Dear Editor,
There has been much clamour about sugar being what brought us here. and from the PPP/C that sugar is too big to fail. What really brought our foreparents here was profit, the real driving force of any business.
We live in a changing world, and what was good five decades ago is no longer good today. Today cane sugar is considered a high calorie sweetener associated with diabetes and obesity ‒ two of the most prevalent diseases on the planet. Modern science has rendered cane sugar obsolete. Hence Demerara Gold has lost its lustre.
While we must be thankful to the sugar cane for giving birth to our nation, we must not condone its inability to make a profit. GuySuCo has failed to make a profit for nearly two decades. It should be considered an act of gross negligence on the part of successive PPP/C governments that they tolerated such failure for so long at the expense of the entire nation. Worse is the fact that not once in the last two decades did they attempt to give GuySuCo any sort of ultimatum such as ‘produce or perish’ as the ‘Kabaka’ would have done. Instead, the visionary Jagdeo built what he called a flagship (the Skeldon factory) at cost of a whopping US$200 million for a dying industry. Sadly the death of that flagship was announced recently.
Two decades of making a loss in any business is unheard of internationally. In other parts of the world private companies continue to plant sugar cane and are making a profit, while our GuySuCo continues to sink deeper into the red zone. Here the economist will tell you to look at the ownership and management of the industry ‒ the state and the government respectively. GuySuCo remains state owned in the communist mode, a system which has been tested and proven inefficient since 1989 when the Cold War ended. There is a popular saying by the pundits of business that ‘nothing beats the eyes of the master’ ‒ meaning that no one can look over your business better than yourself. Ask the politicians who owns GuySuCo and they will tell you, the people of Guyana. What nonsense! The PPP/C has been running our GuySuCo at a loss for years and not once did they try to get our opinion on what to do. GuySuCo’s accumulated debt will be the burden of all taxpayers.
I commend President Granger for telling the people of this country that GuySuCo is putting a strain on the provision of services to the people. I never heard that from the PPP/C when they were in government.
We may have been better off if the PPP/C leaders had had the wisdom to recognize failure and close the industry a long time ago, putting it up for divestment.

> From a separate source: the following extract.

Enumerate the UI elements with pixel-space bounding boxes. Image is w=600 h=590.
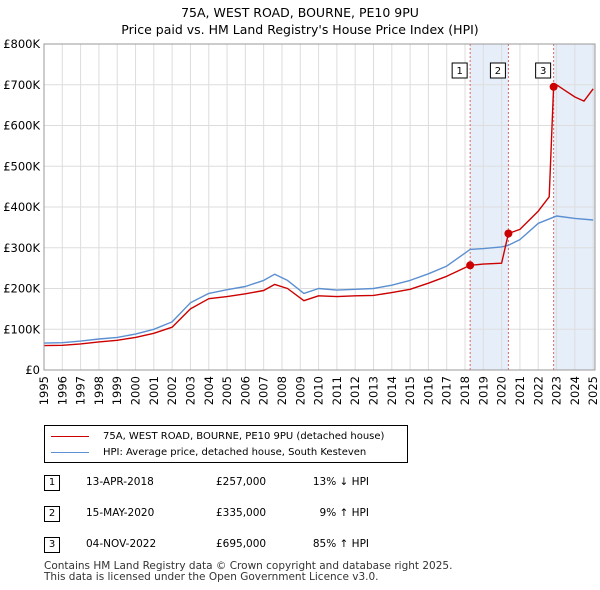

The annual subvention given to GuySuCo to keep it afloat and the US$200 million spent to build the Skeldon factory could have been used to continue paying sugar workers half their salary for a five year period so as to offset the consequences of unemployment.
I believe that in five years the company could have been fully divested into private hands ‒ local or foreign ‒ and would have made a profit for its new owners. During that time most of the workers would have been integrated back into the system.
The ball is in the coalition’s court to consider the divestment option ‒ desperate situations require desperate solutions. There is also the case for diversification. One agriculturalist has said that hemp is ten times more profitable than rice. GuySuCo could diversify to hemp, piloting its production in Guyana.
Given the bureaucratic controls of government and the attitudes of workers in the state-owned enterprises, I would recommend the divestment of GuySuCo instead of diversification. I do not believe that a state-owned company producing any commodity even if it is deemed to be as profitable as hemp, could turn a profit unless there is a preferential market for that company.
Governments should concentrate on the provision of services and not the production of commodities.